Хотя весна уже набирала силу и ледоход этой зимой прошел еще в начале февраля, вода в реке была очень холодная, чуть выше плюс 5 градусов. Да и другие данные об Одере не очень радовали. Глубина — до 10 метров обычно, а сейчас, когда еще не закончилось весеннее половодье, и того больше. Ширина на нашем участке метров 200, скорость течения — больше полуметра в секунду. Определяя необходимую скорость движения лодок, мы шагами отмеряли эти 200 метров на суше и засекали время, чтобы определить, насколько вниз по течению может снести лодки и какое упреждение необходимо выбирать.
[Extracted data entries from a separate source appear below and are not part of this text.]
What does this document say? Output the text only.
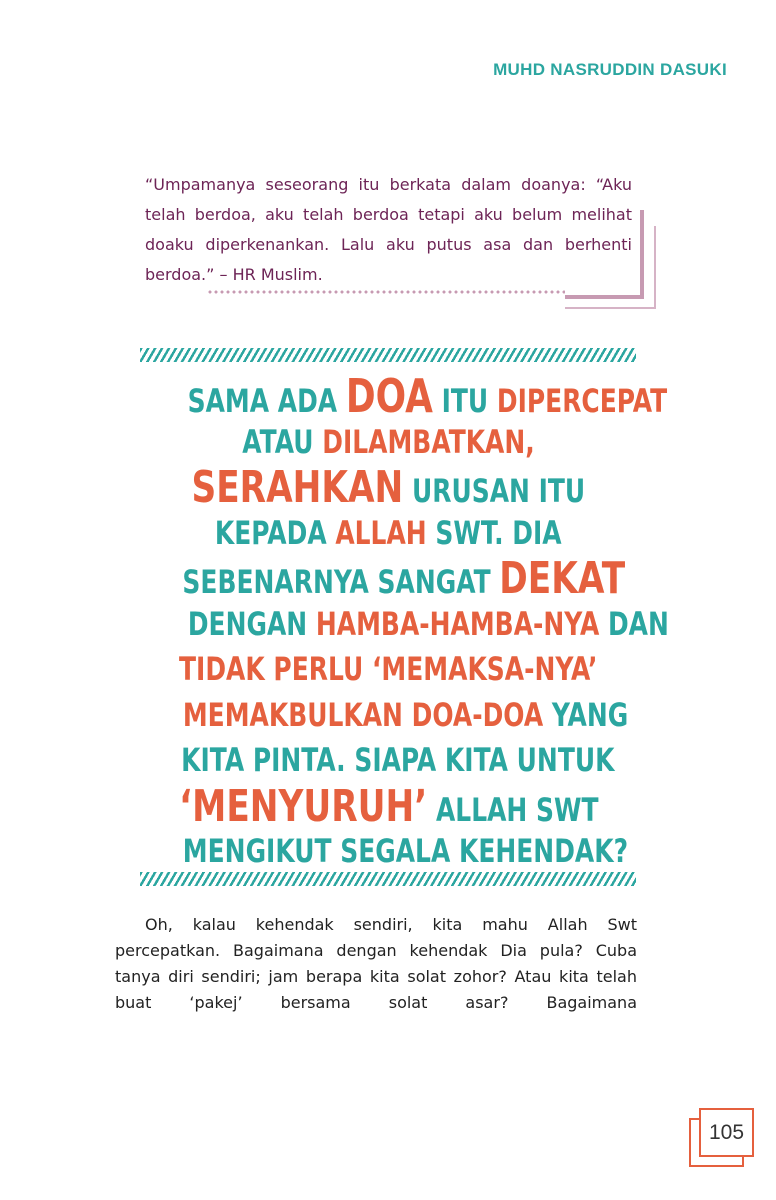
MUHD NASRUDDIN DASUKI

“Umpamanya seseorang itu berkata dalam doanya: “Aku telah berdoa, aku telah berdoa tetapi aku belum melihat doaku diperkenankan. Lalu aku putus asa dan berhenti berdoa.” – HR Muslim.

SAMA ADA DOA ITU DIPERCEPAT
ATAU DILAMBATKAN,
SERAHKAN URUSAN ITU
KEPADA ALLAH SWT. DIA
SEBENARNYA SANGAT DEKAT
DENGAN HAMBA-HAMBA-NYA DAN
TIDAK PERLU ‘MEMAKSA-NYA’
MEMAKBULKAN DOA-DOA YANG
KITA PINTA. SIAPA KITA UNTUK
‘MENYURUH’ ALLAH SWT
MENGIKUT SEGALA KEHENDAK?

Oh, kalau kehendak sendiri, kita mahu Allah Swt percepatkan. Bagaimana dengan kehendak Dia pula? Cuba tanya diri sendiri; jam berapa kita solat zohor? Atau kita telah buat ‘pakej’ bersama solat asar? Bagaimana

105
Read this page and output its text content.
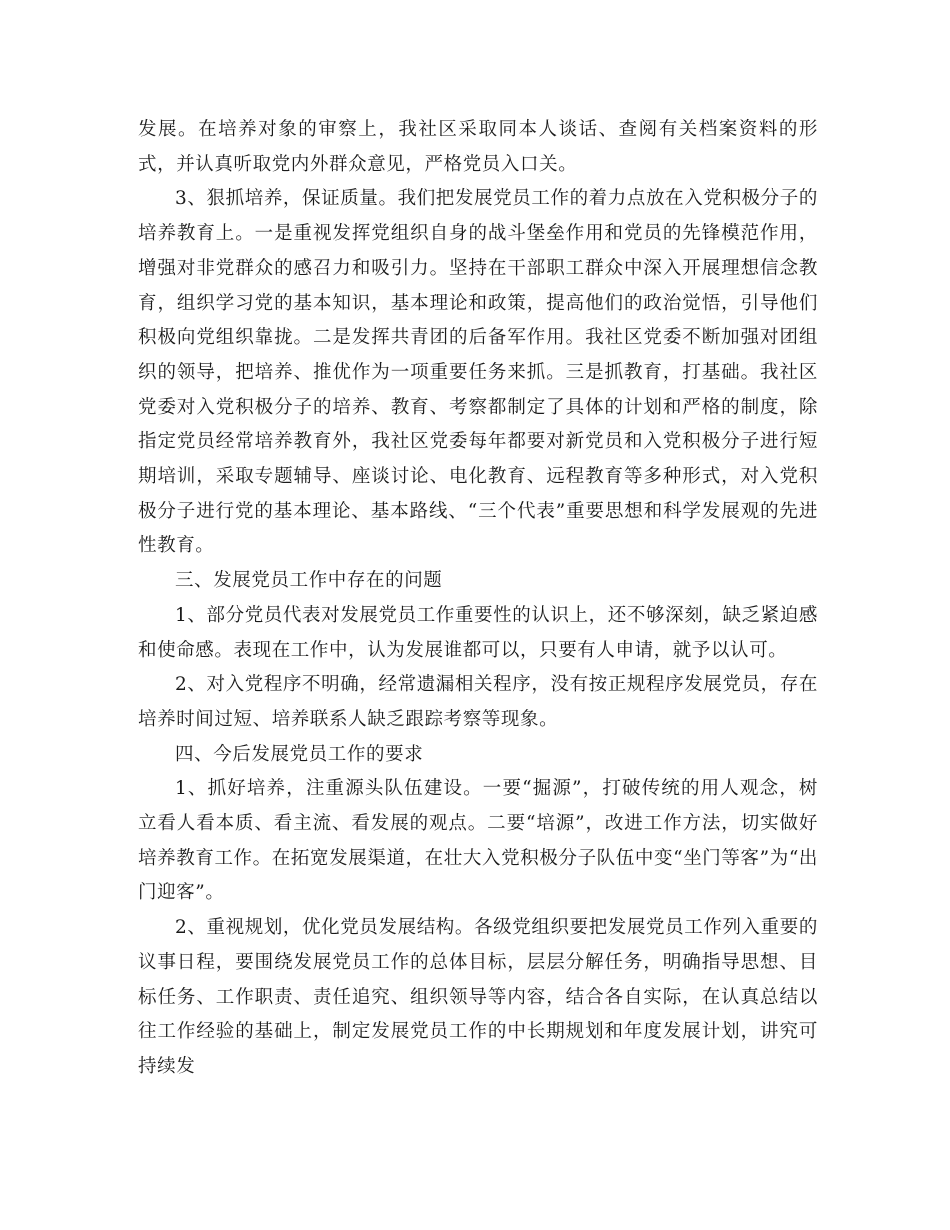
发展。在培养对象的审察上，我社区采取同本人谈话、查阅有关档案资料的形式，并认真听取党内外群众意见，严格党员入口关。

3、狠抓培养，保证质量。我们把发展党员工作的着力点放在入党积极分子的培养教育上。一是重视发挥党组织自身的战斗堡垒作用和党员的先锋模范作用，增强对非党群众的感召力和吸引力。坚持在干部职工群众中深入开展理想信念教育，组织学习党的基本知识，基本理论和政策，提高他们的政治觉悟，引导他们积极向党组织靠拢。二是发挥共青团的后备军作用。我社区党委不断加强对团组织的领导，把培养、推优作为一项重要任务来抓。三是抓教育，打基础。我社区党委对入党积极分子的培养、教育、考察都制定了具体的计划和严格的制度，除指定党员经常培养教育外，我社区党委每年都要对新党员和入党积极分子进行短期培训，采取专题辅导、座谈讨论、电化教育、远程教育等多种形式，对入党积极分子进行党的基本理论、基本路线、“三个代表”重要思想和科学发展观的先进性教育。

三、发展党员工作中存在的问题

1、部分党员代表对发展党员工作重要性的认识上，还不够深刻，缺乏紧迫感和使命感。表现在工作中，认为发展谁都可以，只要有人申请，就予以认可。

2、对入党程序不明确，经常遗漏相关程序，没有按正规程序发展党员，存在培养时间过短、培养联系人缺乏跟踪考察等现象。

四、今后发展党员工作的要求

1、抓好培养，注重源头队伍建设。一要“掘源”，打破传统的用人观念，树立看人看本质、看主流、看发展的观点。二要“培源”，改进工作方法，切实做好培养教育工作。在拓宽发展渠道，在壮大入党积极分子队伍中变“坐门等客”为“出门迎客”。

2、重视规划，优化党员发展结构。各级党组织要把发展党员工作列入重要的议事日程，要围绕发展党员工作的总体目标，层层分解任务，明确指导思想、目标任务、工作职责、责任追究、组织领导等内容，结合各自实际，在认真总结以往工作经验的基础上，制定发展党员工作的中长期规划和年度发展计划，讲究可持续发
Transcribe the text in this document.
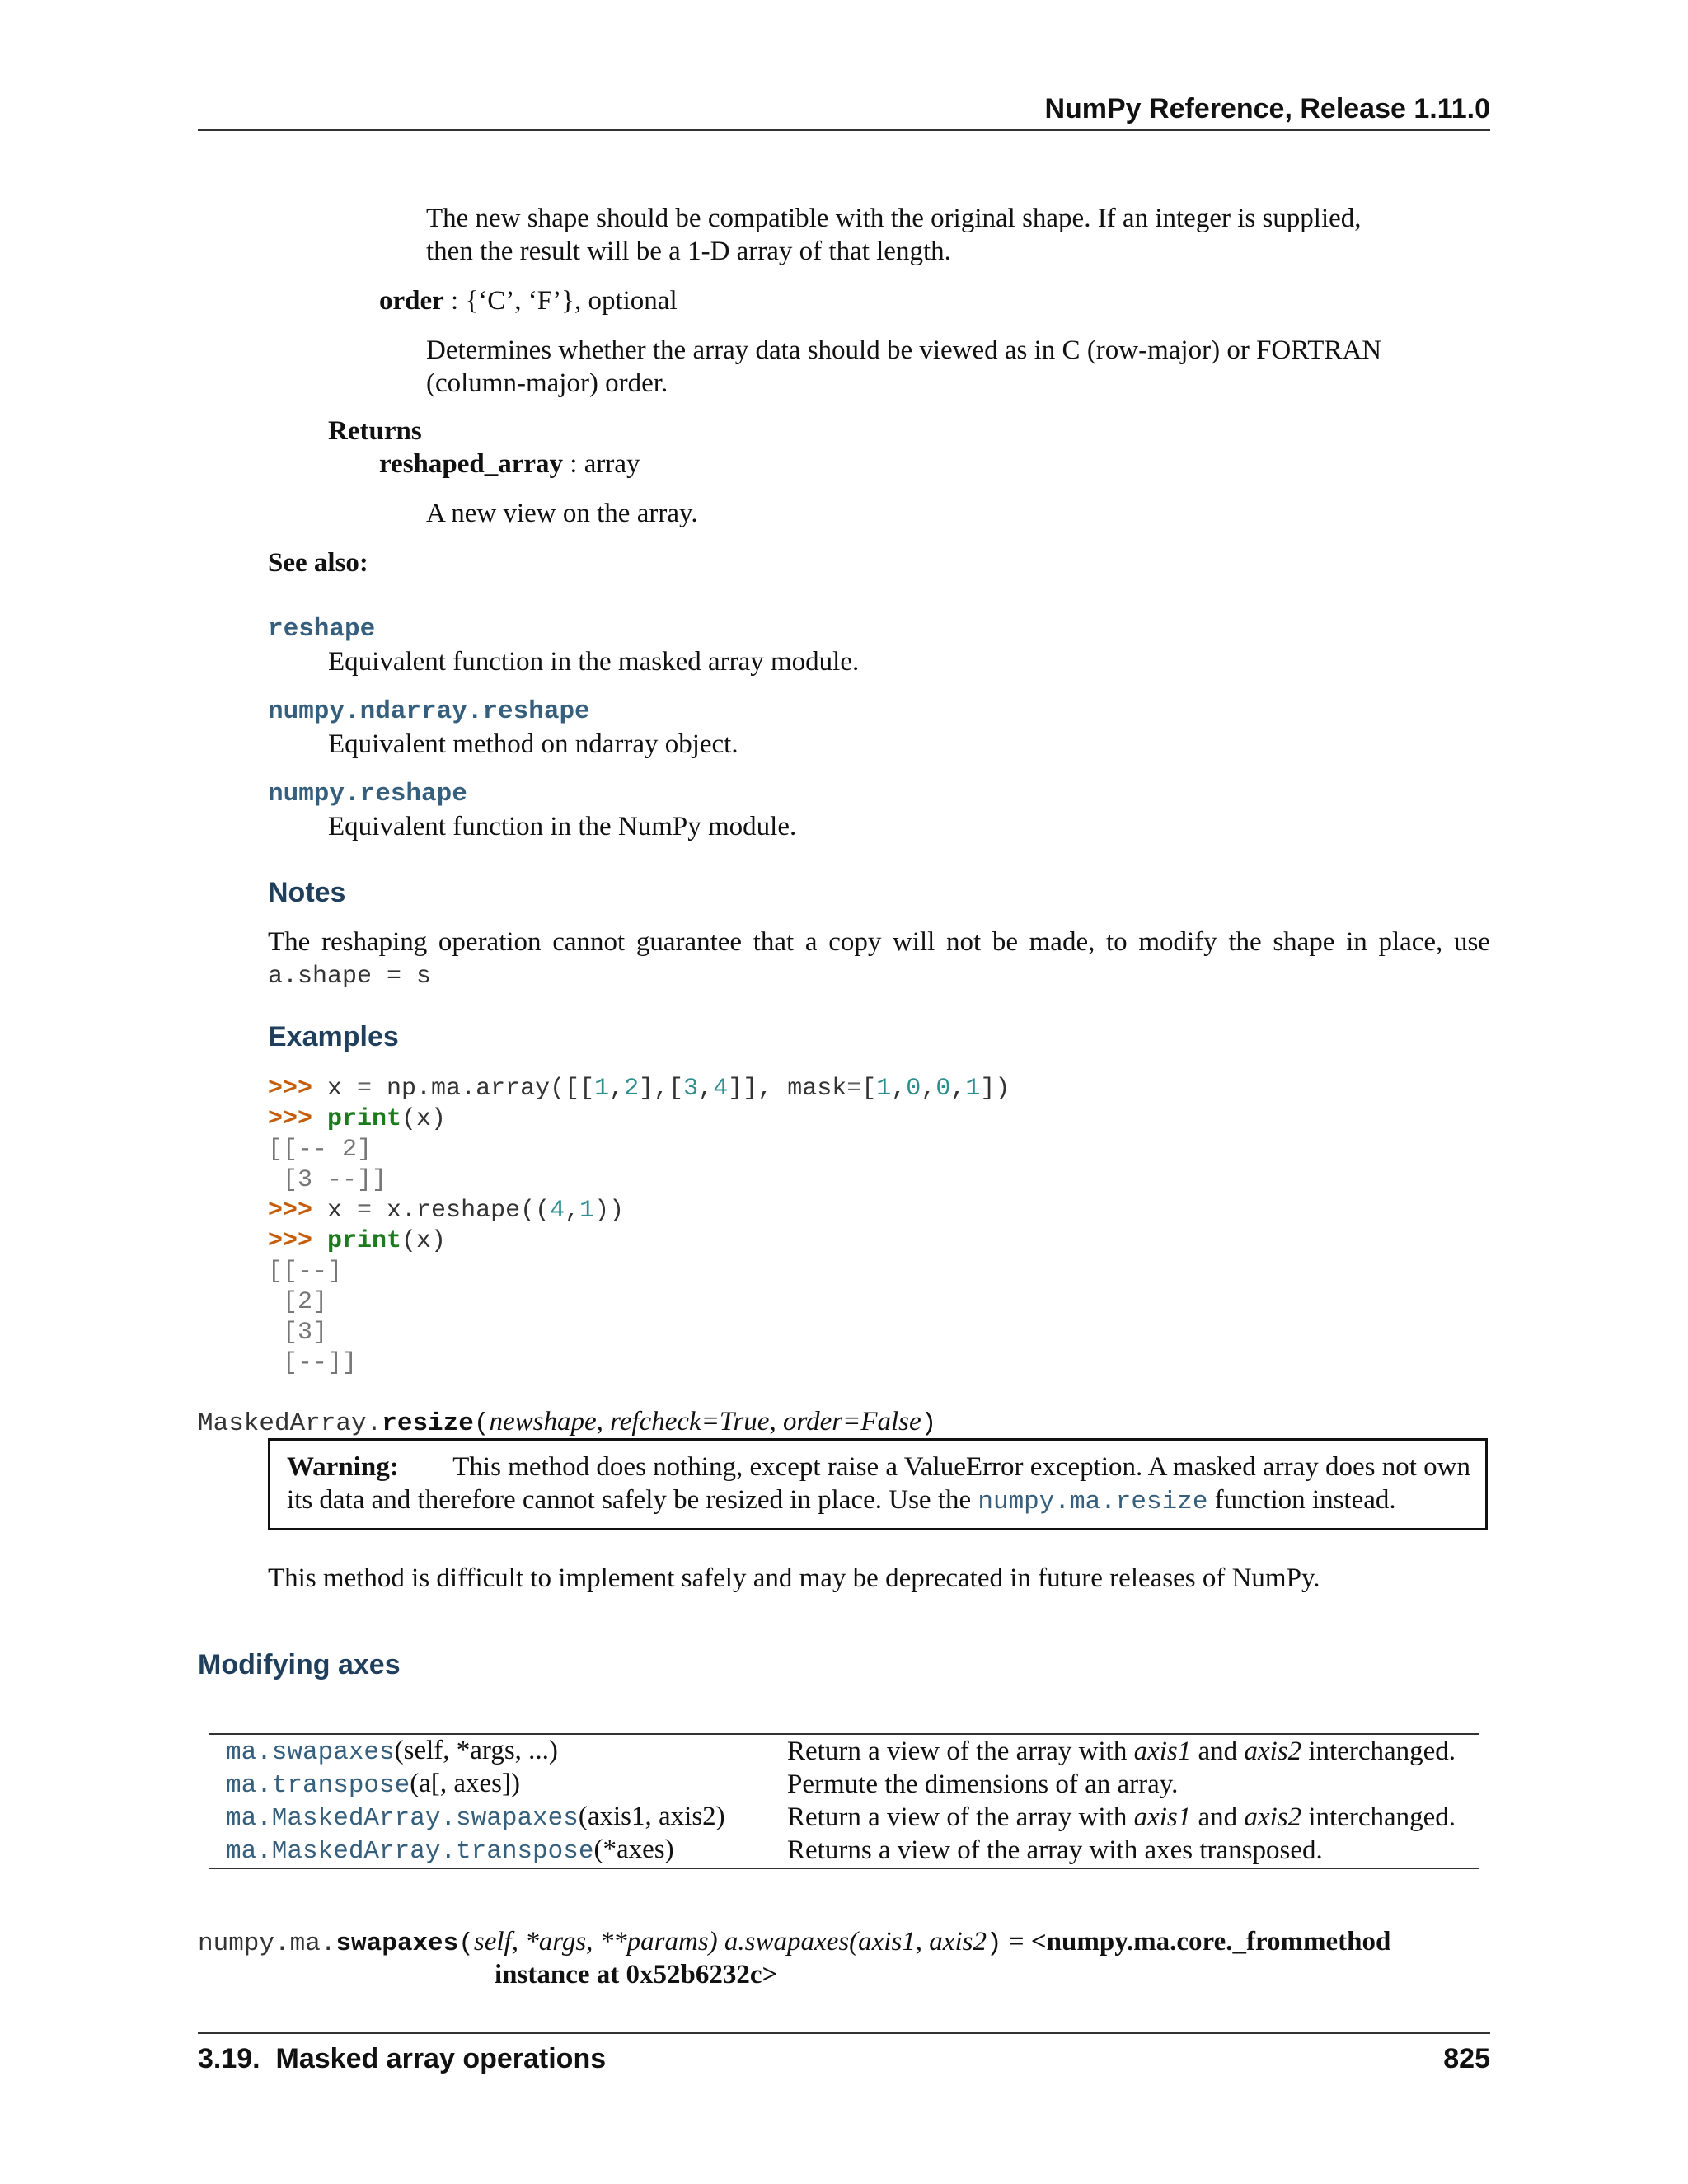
NumPy Reference, Release 1.11.0
The new shape should be compatible with the original shape. If an integer is supplied,
then the result will be a 1-D array of that length.
order : {‘C’, ‘F’}, optional
Determines whether the array data should be viewed as in C (row-major) or FORTRAN
(column-major) order.
Returns
reshaped_array : array
A new view on the array.
See also:
reshape
Equivalent function in the masked array module.
numpy.ndarray.reshape
Equivalent method on ndarray object.
numpy.reshape
Equivalent function in the NumPy module.
Notes
The reshaping operation cannot guarantee that a copy will not be made, to modify the shape in place, use
a.shape = s
Examples
>>> x = np.ma.array([[1,2],[3,4]], mask=[1,0,0,1])
>>> print(x)
[[-- 2]
[3 --]]
>>> x = x.reshape((4,1))
>>> print(x)
[[--]
[2]
[3]
[--]]
MaskedArray.resize(newshape, refcheck=True, order=False)
Warning: This method does nothing, except raise a ValueError exception. A masked array does not own
its data and therefore cannot safely be resized in place. Use the numpy.ma.resize function instead.
This method is difficult to implement safely and may be deprecated in future releases of NumPy.
Modifying axes
ma.swapaxes(self, *args, ...)	Return a view of the array with axis1 and axis2 interchanged.
ma.transpose(a[, axes])	Permute the dimensions of an array.
ma.MaskedArray.swapaxes(axis1, axis2)	Return a view of the array with axis1 and axis2 interchanged.
ma.MaskedArray.transpose(*axes)	Returns a view of the array with axes transposed.
numpy.ma.swapaxes(self, *args, **params) a.swapaxes(axis1, axis2) = <numpy.ma.core._frommethod
instance at 0x52b6232c>
3.19.  Masked array operations	825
Выходило, что метров на 100–150! Но нас успокаивало то, что на нашем участке река течет по одному рукаву и только километров через пять ее русло делится на два рукава.

В общем, примерный характер предстоящей задачи становился более-менее ясным. Я отметил, что наступает новолуние и ночи будут темными. Первые мои познания, касающиеся Луны и определения ее фаз, когда-то поселил в моем, еще детском, мозгу, остром к восприятию всего нового, мой дед Данила, сведущий во многих народных приметах и наблюдениях. Но осмысленное понимание этих лунных фаз и умение, глядя на сегодняшнюю Луну, точно определить, через сколько дней наступит новолуние или полнолуние и какую часть ночи, с вечера или под утро, она будет наиболее ярко светить — это уже заслуга нашего преподавателя топографии в военном училище.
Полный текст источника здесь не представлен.